El final feliz de Martín-Artajo, el 'rey de la City' perseguido por la Interpol

Fue el rey de la City londinense y de un día para otro se vio huyendo de la policía internacional. Ahora el exbanquero se plantea una nueva vida lejos de la banca de inversión

Foto: Javier Martín-Artajo saliendo de la Audiencia Nacional en 2013. (Reuters)
Javier Martín-Artajo saliendo de la Audiencia Nacional en 2013. (Reuters)

El 5 de abril de 2012 el financiero Javier Martín-Artajo seguía siendo el rey del mundo. Tenía todo lo que un anuncio de lotería puede prometer: grandes fincas en Madrid y Londres, una familia de postal liderada por Sara, una exmodelo británica con abolengo, y uno de los mejores puestos que se pueden conseguir en la City londinese: jefe de crédito y 'trading' en la banca de inversión JP Morgan. Artajo, de 48 años, no era un ejecutivo cualquiera: manejaba unos activos cercanos a los 300.000 millones de euros y recibía un sueldo "muy destacado", según fuentes del sector, que superaba los 10 millones anuales entre fijos y variables.

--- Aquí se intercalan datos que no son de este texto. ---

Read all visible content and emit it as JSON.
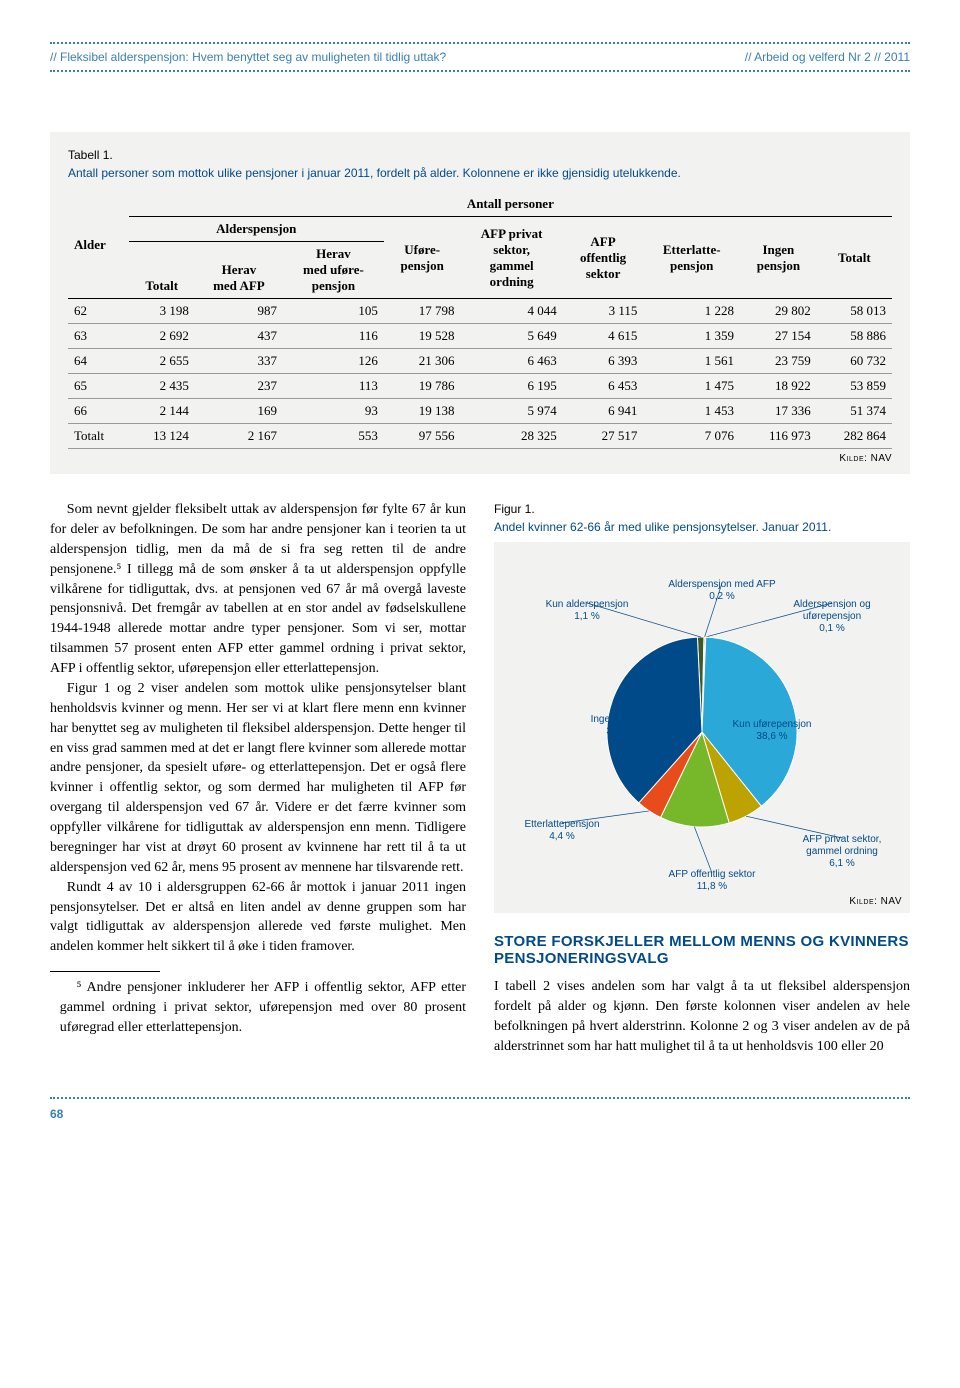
{
  "header": {
    "left": "// Fleksibel alderspensjon: Hvem benyttet seg av muligheten til tidlig uttak?",
    "right": "// Arbeid og velferd Nr 2 // 2011"
  },
  "table": {
    "caption_num": "Tabell 1.",
    "caption_text": "Antall personer som mottok ulike pensjoner i januar 2011, fordelt på alder. Kolonnene er ikke gjensidig utelukkende.",
    "super_header": "Antall personer",
    "group1": "Alderspensjon",
    "columns": [
      "Alder",
      "Totalt",
      "Herav med AFP",
      "Herav med uføre-pensjon",
      "Uføre-pensjon",
      "AFP privat sektor, gammel ordning",
      "AFP offentlig sektor",
      "Etterlatte-pensjon",
      "Ingen pensjon",
      "Totalt"
    ],
    "rows": [
      [
        "62",
        "3 198",
        "987",
        "105",
        "17 798",
        "4 044",
        "3 115",
        "1 228",
        "29 802",
        "58 013"
      ],
      [
        "63",
        "2 692",
        "437",
        "116",
        "19 528",
        "5 649",
        "4 615",
        "1 359",
        "27 154",
        "58 886"
      ],
      [
        "64",
        "2 655",
        "337",
        "126",
        "21 306",
        "6 463",
        "6 393",
        "1 561",
        "23 759",
        "60 732"
      ],
      [
        "65",
        "2 435",
        "237",
        "113",
        "19 786",
        "6 195",
        "6 453",
        "1 475",
        "18 922",
        "53 859"
      ],
      [
        "66",
        "2 144",
        "169",
        "93",
        "19 138",
        "5 974",
        "6 941",
        "1 453",
        "17 336",
        "51 374"
      ],
      [
        "Totalt",
        "13 124",
        "2 167",
        "553",
        "97 556",
        "28 325",
        "27 517",
        "7 076",
        "116 973",
        "282 864"
      ]
    ],
    "source": "Kilde: NAV"
  },
  "body": {
    "p1": "Som nevnt gjelder fleksibelt uttak av alderspensjon før fylte 67 år kun for deler av befolkningen. De som har andre pensjoner kan i teorien ta ut alderspensjon tidlig, men da må de si fra seg retten til de andre pensjonene.⁵ I tillegg må de som ønsker å ta ut alderspensjon oppfylle vilkårene for tidliguttak, dvs. at pensjonen ved 67 år må overgå laveste pensjonsnivå. Det fremgår av tabellen at en stor andel av fødselskullene 1944-1948 allerede mottar andre typer pensjoner. Som vi ser, mottar tilsammen 57 prosent enten AFP etter gammel ordning i privat sektor, AFP i offentlig sektor, uførepensjon eller etterlattepensjon.",
    "p2": "Figur 1 og 2 viser andelen som mottok ulike pensjonsytelser blant henholdsvis kvinner og menn. Her ser vi at klart flere menn enn kvinner har benyttet seg av muligheten til fleksibel alderspensjon. Dette henger til en viss grad sammen med at det er langt flere kvinner som allerede mottar andre pensjoner, da spesielt uføre- og etterlattepensjon. Det er også flere kvinner i offentlig sektor, og som dermed har muligheten til AFP før overgang til alderspensjon ved 67 år. Videre er det færre kvinner som oppfyller vilkårene for tidliguttak av alderspensjon enn menn. Tidligere beregninger har vist at drøyt 60 prosent av kvinnene har rett til å ta ut alderspensjon ved 62 år, mens 95 prosent av mennene har tilsvarende rett.",
    "p3": "Rundt 4 av 10 i aldersgruppen 62-66 år mottok i januar 2011 ingen pensjonsytelser. Det er altså en liten andel av denne gruppen som har valgt tidliguttak av alderspensjon allerede ved første mulighet. Men andelen kommer helt sikkert til å øke i tiden framover.",
    "footnote": "⁵ Andre pensjoner inkluderer her AFP i offentlig sektor, AFP etter gammel ordning i privat sektor, uførepensjon med over 80 prosent uføregrad eller etterlattepensjon."
  },
  "figure": {
    "caption_num": "Figur 1.",
    "caption_text": "Andel kvinner 62-66 år med ulike pensjonsytelser. Januar 2011.",
    "type": "pie",
    "source": "Kilde: NAV",
    "background_color": "#f2f2f0",
    "label_fontsize": 10,
    "label_color": "#014a89",
    "slices": [
      {
        "label": "Kun alderspensjon",
        "value": 1.1,
        "color": "#3e5a24",
        "label_text": "Kun alderspensjon 1,1 %"
      },
      {
        "label": "Alderspensjon med AFP",
        "value": 0.2,
        "color": "#000000",
        "label_text": "Alderspensjon med AFP 0,2 %"
      },
      {
        "label": "Alderspensjon og uførepensjon",
        "value": 0.1,
        "color": "#8a8a8a",
        "label_text": "Alderspensjon og uførepensjon 0,1 %"
      },
      {
        "label": "Kun uførepensjon",
        "value": 38.6,
        "color": "#2aa8d8",
        "label_text": "Kun uførepensjon 38,6 %"
      },
      {
        "label": "AFP privat sektor, gammel ordning",
        "value": 6.1,
        "color": "#bca300",
        "label_text": "AFP privat sektor, gammel ordning 6,1 %"
      },
      {
        "label": "AFP offentlig sektor",
        "value": 11.8,
        "color": "#76b829",
        "label_text": "AFP offentlig sektor 11,8 %"
      },
      {
        "label": "Etterlattepensjon",
        "value": 4.4,
        "color": "#e84c1a",
        "label_text": "Etterlattepensjon 4,4 %"
      },
      {
        "label": "Ingen pensjon",
        "value": 37.6,
        "color": "#014a89",
        "label_text": "Ingen pensjon 37,6 %"
      }
    ]
  },
  "section2": {
    "heading": "STORE FORSKJELLER MELLOM MENNS OG KVINNERS PENSJONERINGSVALG",
    "p1": "I tabell 2 vises andelen som har valgt å ta ut fleksibel alderspensjon fordelt på alder og kjønn. Den første kolonnen viser andelen av hele befolkningen på hvert alderstrinn. Kolonne 2 og 3 viser andelen av de på alderstrinnet som har hatt mulighet til å ta ut henholdsvis 100 eller 20"
  },
  "page_number": "68"
}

Su trabajo consistía, a grandes rasgos, en invertir el beneficio del banco en productos derivados para sacarle rendimientos. Los consiguió. Hasta que las cosas empezaron a torcerse, en la mañana del 6 de abril, las operaciones de la oficina de Artajo le procuraron a la filial de JP Morgan un tercio de su beneficio neto, en torno a 14.500 millones de euros. Artajo se valió de técnicas agresivas basadas en el análisis de diversos modelos de riesgo financiero. Porque el español es, ante todo, un científico, un perfil técnico licenciado en Ingeniería Electrónica por la Pontificia de Comillas (ICAI) procedente de una familia de las que avalan con el apellido. Su tío abuelo, Alberto Martín-Artajo, fue uno de los ministros más destacados de la dictadura franquista: obra suya fueron los pactos con la Iglesia católica y Estados Unidos a comienzos de los 50, que a la postre significarían el fin del ostracismo internacional tras la Guerra Civil y la integración de España en el bloque occidental.

placeholder Alberto Martín-Artajo, exministro de Exteriores, en una visita a La Alcudia en 1954. (EFE)
Alberto Martín-Artajo, exministro de Exteriores, en una visita a La Alcudia en 1954. (EFE)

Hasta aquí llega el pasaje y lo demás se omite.